D.C. Attorney General Criticizes Elected Leaders for Failure to Condemn Unethical Behavior - NBC4 Washington

D.C. Attorney General Criticizes Elected Leaders for Failure to Condemn Unethical Behavior

Council holds hearing about new ethics laws



    Ethics Hearing for DC Officials

    D.C.'s attorney general criticized elected leaders for not speaking out about unethical behavior as they wrestled with new, tougher ethics laws. (Published Wednesday, Nov. 30, 2011)

    D.C.'s attorney general publicly criticized the city’s elected leaders for not speaking out more against unethical behavior as the D.C. Council wrestled with writing new, tougher ethics laws.
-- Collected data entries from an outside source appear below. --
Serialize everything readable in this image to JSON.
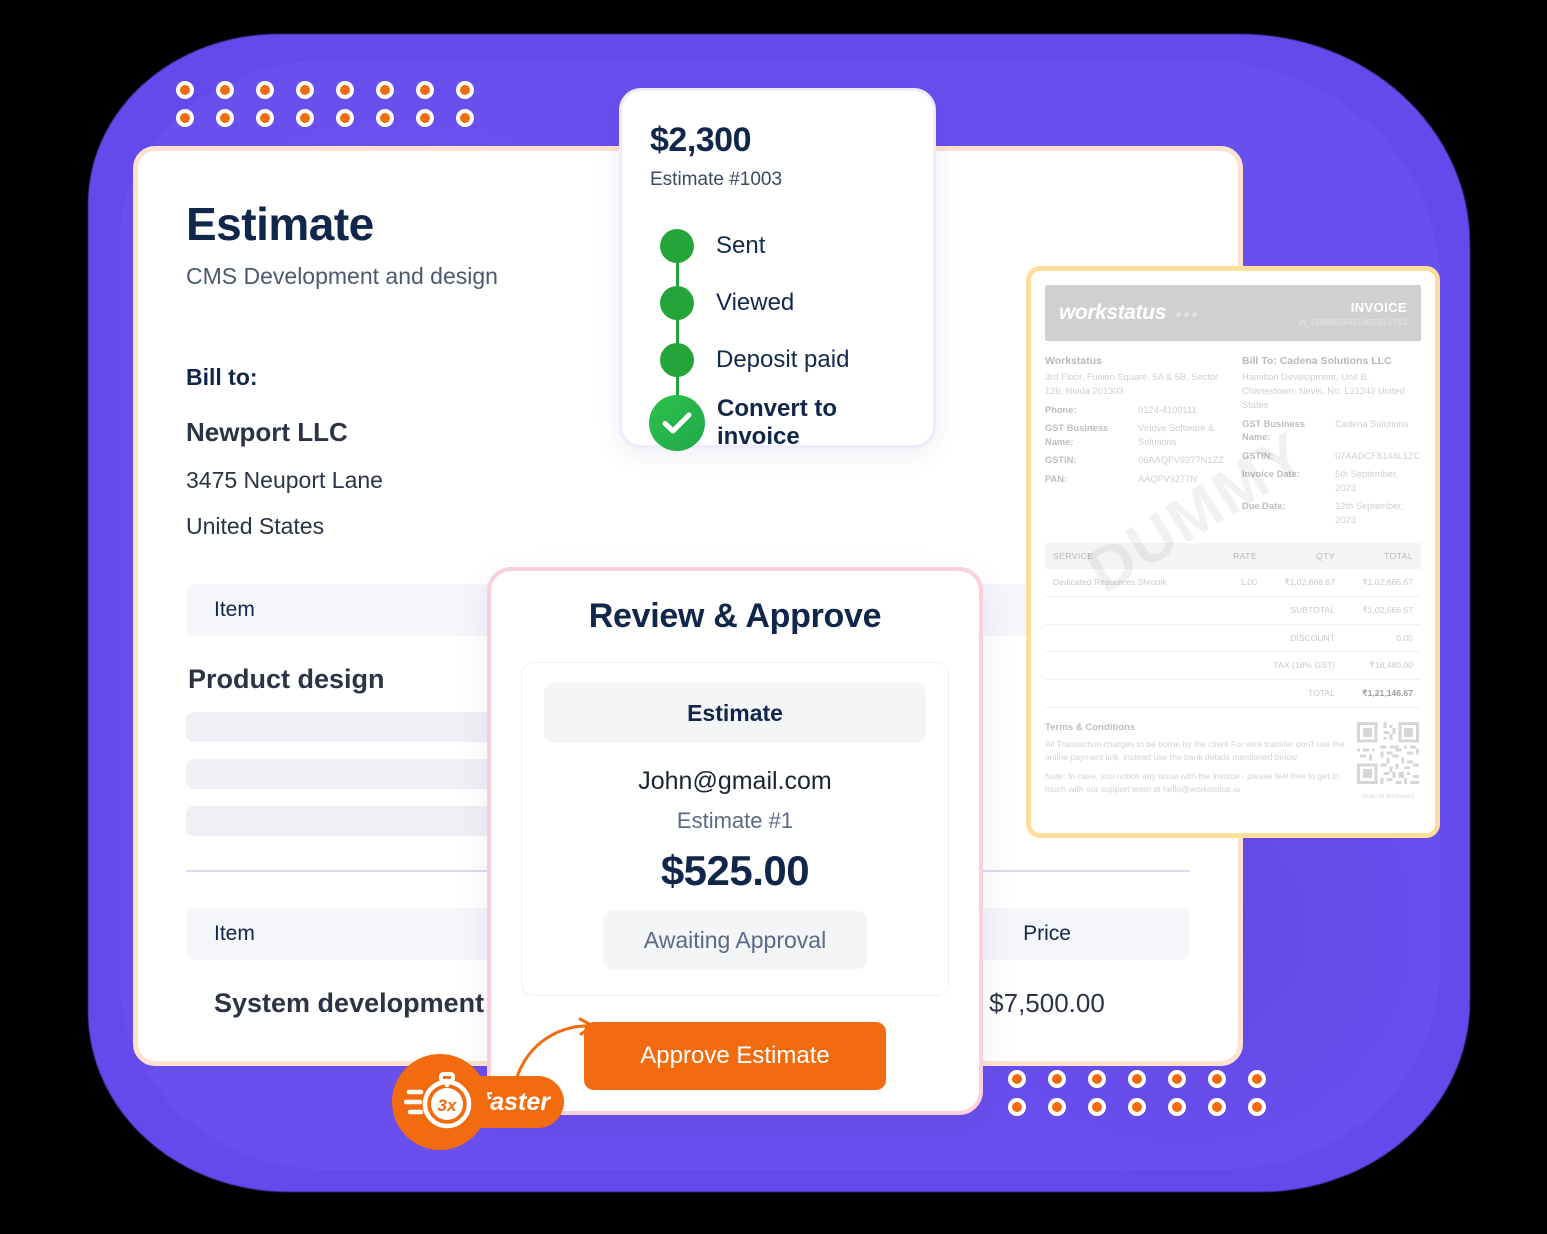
{
  "theme": {
    "purple": "#6449ec",
    "orange": "#f26b0f",
    "green": "#24a53a",
    "navy": "#10264a",
    "card_border_peach": "#fde3cf",
    "card_border_pink": "#fbd0dc",
    "card_border_amber": "#fcdf9c"
  },
  "estimate_doc": {
    "title": "Estimate",
    "subtitle": "CMS Development and design",
    "bill_to_label": "Bill to:",
    "bill_to": {
      "name": "Newport LLC",
      "address_line1": "3475 Neuport Lane",
      "address_line2": "United States"
    },
    "table1": {
      "headers": {
        "item": "Item",
        "price": ""
      },
      "row_name": "Product design"
    },
    "table2": {
      "headers": {
        "item": "Item",
        "price": "Price"
      },
      "row_name": "System development",
      "row_price": "$7,500.00"
    }
  },
  "status_card": {
    "amount": "$2,300",
    "estimate_number": "Estimate #1003",
    "steps": [
      {
        "label": "Sent",
        "state": "done"
      },
      {
        "label": "Viewed",
        "state": "done"
      },
      {
        "label": "Deposit paid",
        "state": "done"
      },
      {
        "label": "Convert to invoice",
        "state": "current"
      }
    ]
  },
  "review_card": {
    "title": "Review & Approve",
    "doc_type": "Estimate",
    "email": "John@gmail.com",
    "estimate_number": "Estimate #1",
    "amount": "$525.00",
    "status": "Awaiting Approval",
    "approve_button": "Approve Estimate"
  },
  "invoice_preview": {
    "logo": "workstatus",
    "doc_label": "INVOICE",
    "doc_number": "in_1648565545166236 1712",
    "seller": {
      "name": "Workstatus",
      "address": "3rd Floor, Fusion Square, 5A & 5B, Sector 126, Noida 201303",
      "fields": [
        {
          "key": "Phone:",
          "value": "0124-4100111"
        },
        {
          "key": "GST Business Name:",
          "value": "Vinove Software & Solutions"
        },
        {
          "key": "GSTIN:",
          "value": "06AAQFV9277N1ZZ"
        },
        {
          "key": "PAN:",
          "value": "AAQFV9277N"
        }
      ]
    },
    "buyer": {
      "name": "Bill To: Cadena Solutions LLC",
      "address": "Hamilton Development, Unit B, Charlestown, Nevis, No. L21242 United States",
      "fields": [
        {
          "key": "GST Business Name:",
          "value": "Cadena Solutions"
        },
        {
          "key": "GSTIN:",
          "value": "07AADCF8144L1ZC"
        },
        {
          "key": "Invoice Date:",
          "value": "5th September, 2023"
        },
        {
          "key": "Due Date:",
          "value": "12th September, 2023"
        }
      ]
    },
    "table": {
      "headers": [
        "SERVICE",
        "RATE",
        "QTY",
        "TOTAL"
      ],
      "rows": [
        {
          "service": "Dedicated Resources Shronik",
          "rate": "1.00",
          "qty": "₹1,02,666.67",
          "total": "₹1,02,666.67"
        }
      ],
      "summary": [
        {
          "label": "SUBTOTAL",
          "value": "₹1,02,666.67"
        },
        {
          "label": "DISCOUNT",
          "value": "0.00"
        },
        {
          "label": "TAX (18% GST)",
          "value": "₹18,480.00"
        },
        {
          "label": "TOTAL",
          "value": "₹1,21,146.67"
        }
      ]
    },
    "watermark": "DUMMY",
    "terms": {
      "heading": "Terms & Conditions",
      "body": "All Transaction charges to be borne by the client For wire transfer don't use the online payment link, instead use the bank details mentioned below",
      "note": "Note: In case, you notice any issue with the invoice - please feel free to get in touch with our support team at hello@workstatus.io"
    },
    "qr_caption": "Scan to download"
  },
  "badge": {
    "multiplier": "3x",
    "word": "faster"
  }
}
    The District government has been mired in ethics issues since last winter, with Mayor Vincent Gray, Council Chairman Kwame Brown and Council member Harry Thomas Jr. under federal investigation.

    Ward 4 Council member Muriel Bowser is leading the effort to rewrite the city's ethics laws for elected and other top officials, with tough campaign provisions to require more disclosure of cash and other contributions and to prohibit secret accounts to fund inaugurals, transitions and legal defense funds.

    “It ends the questionable practice of allowing lobbyist lawyers to represent elected officials for free or for even reduced rates,” Councilman Tommy Wells said.

    The toughest talk came from D.C. Attorney General Irvin Nathan, who criticized the failure of officials to condemn unethical behavior.

    “A number of our citizens have expressed disappointment that there has been so little condemnation by most elected officials of apparent violations of others,” he said.

    Writing a new bill is only part of the issue, Nathan said.

    “It will not be sufficient unless it is matched by a change in the attitude reflected in the reaction to ethics failures,” he said.

    Under the proposed law, a new three-member ethics panel would have power to investigate allegations of ethical violations and punish perpetrators.

    “I think the idea of setting up an ethics committee, which many jurisdictions have, is definitely the way to go,” Council member Jack Evans said.